Pulmonary tuberculosis was diagnosed in 37 cases (35.2%) in our study. Among patients with EPTB, TB lymphadenitis was the commonest (31.4%). Cervical group of lymphnodes were the most commonly affected followed by axillary group. This was in accordance with all the previously published reports. Disseminated tuberculosis was diagnosed in 20% (involving two or more noncontiguous organs). In a recent study by Aketi et al., 29% of children had smear negative PTB, 14.1% cases had smear positive PTB and 56.1% had EPTB. Nearly 74.2% cases of EPTB were TB lymphadenitis.

Disseminated TB is common in young children, usually less than 3 years old. The study group in our case had only 1 case less than 6 years of age who presented with CNS TB.

Treatment outcomes in children are generally favourable, provided treatment is started promptly and adherence is maintained. In a study by Aketi et al., 59% cases had completed course of treatment and only 2.5% had failed treatment. Mortality may be higher in cases of disseminated disease. The risk of adverse reactions is also very low in children.

Conclusion

TB in children is a major public health problem as it serves as a marker for recent transmission of TB. It is a major cause of disease, both pulmonary and extrapulmonary and death in young children, especially in endemic countries. The maximum number of cases among children occurs in children less than 5 years of age or more than 10 years of age. Infants, young children and immunocompromised children are more likely to develop life threatening forms of disease when compared to adults or adolescents.

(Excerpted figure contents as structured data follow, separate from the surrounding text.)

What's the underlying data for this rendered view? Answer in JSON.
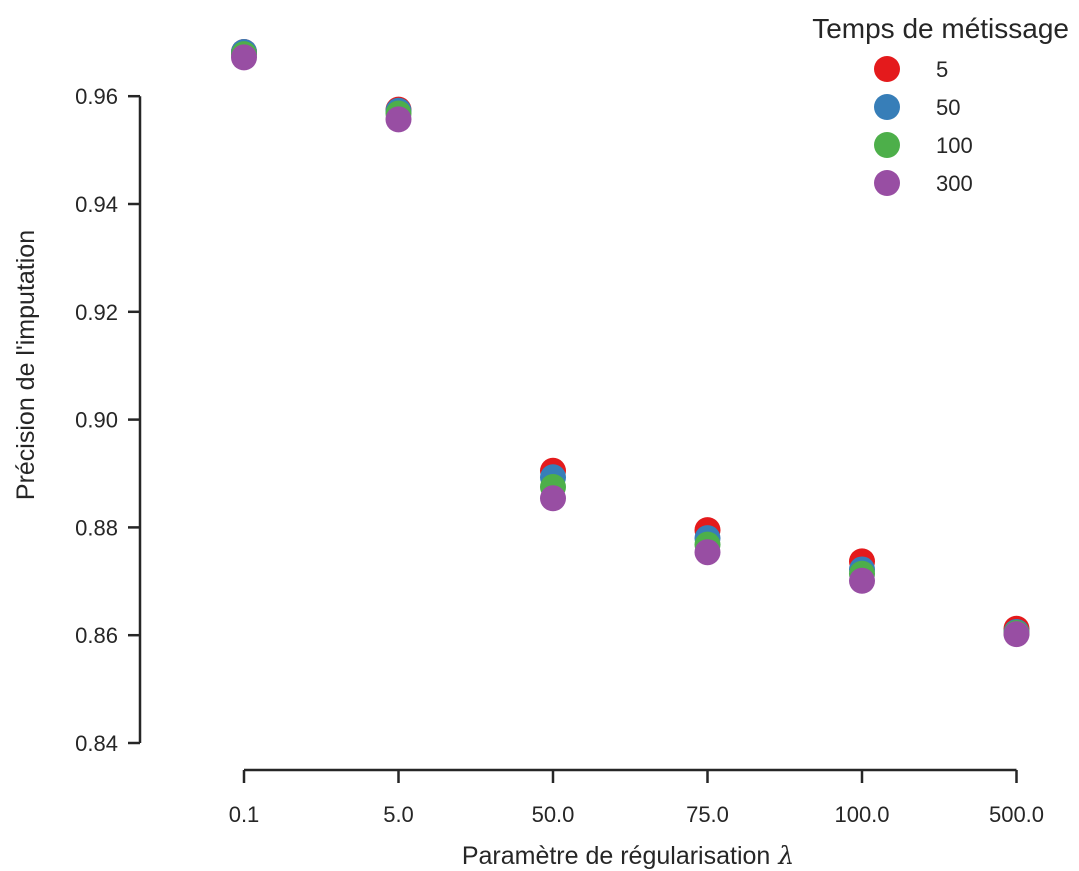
{
  "chart_data": {
    "type": "scatter",
    "title": "",
    "xlabel": "Paramètre de régularisation",
    "xlabel_symbol": "λ",
    "ylabel": "Précision de l'imputation",
    "categories": [
      "0.1",
      "5.0",
      "50.0",
      "75.0",
      "100.0",
      "500.0"
    ],
    "ylim": [
      0.84,
      0.97
    ],
    "yticks": [
      "0.84",
      "0.86",
      "0.88",
      "0.90",
      "0.92",
      "0.94",
      "0.96"
    ],
    "yticks_values": [
      0.84,
      0.86,
      0.88,
      0.9,
      0.92,
      0.94,
      0.96
    ],
    "grid": false,
    "legend": {
      "title": "Temps de métissage",
      "placement": "top-right"
    },
    "series": [
      {
        "name": "5",
        "color": "#e41a1c",
        "values": [
          0.9682,
          0.9575,
          0.8905,
          0.8795,
          0.8737,
          0.8612
        ]
      },
      {
        "name": "50",
        "color": "#377eb8",
        "values": [
          0.9682,
          0.9573,
          0.8893,
          0.878,
          0.8722,
          0.8606
        ]
      },
      {
        "name": "100",
        "color": "#4daf4a",
        "values": [
          0.9678,
          0.9568,
          0.8875,
          0.8768,
          0.8714,
          0.8604
        ]
      },
      {
        "name": "300",
        "color": "#984ea3",
        "values": [
          0.9672,
          0.9557,
          0.8854,
          0.8754,
          0.8701,
          0.8602
        ]
      }
    ]
  }
}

The diagnosis of TB in children is difficult in most cases due to the difficulties in collecting specimens as well as because of the paucibacillary nature of the disease. Since a microbiological confirmation may not be possible in many cases, a combination of contact history, clinical signs and symptoms and radiological findings may help reach a diagnosis. Treatment outcomes in children are generally good if treatment is started early and adherence is maintained. The risk of serious adverse events in children associated with use of the recommended treatment regimens is also very low.

Children, their parents, other family members and other caregivers should be educated about TB and the importance of completing treatment. The support of the child's parents and immediate family is vital to ensure a satisfactory outcome of treatment.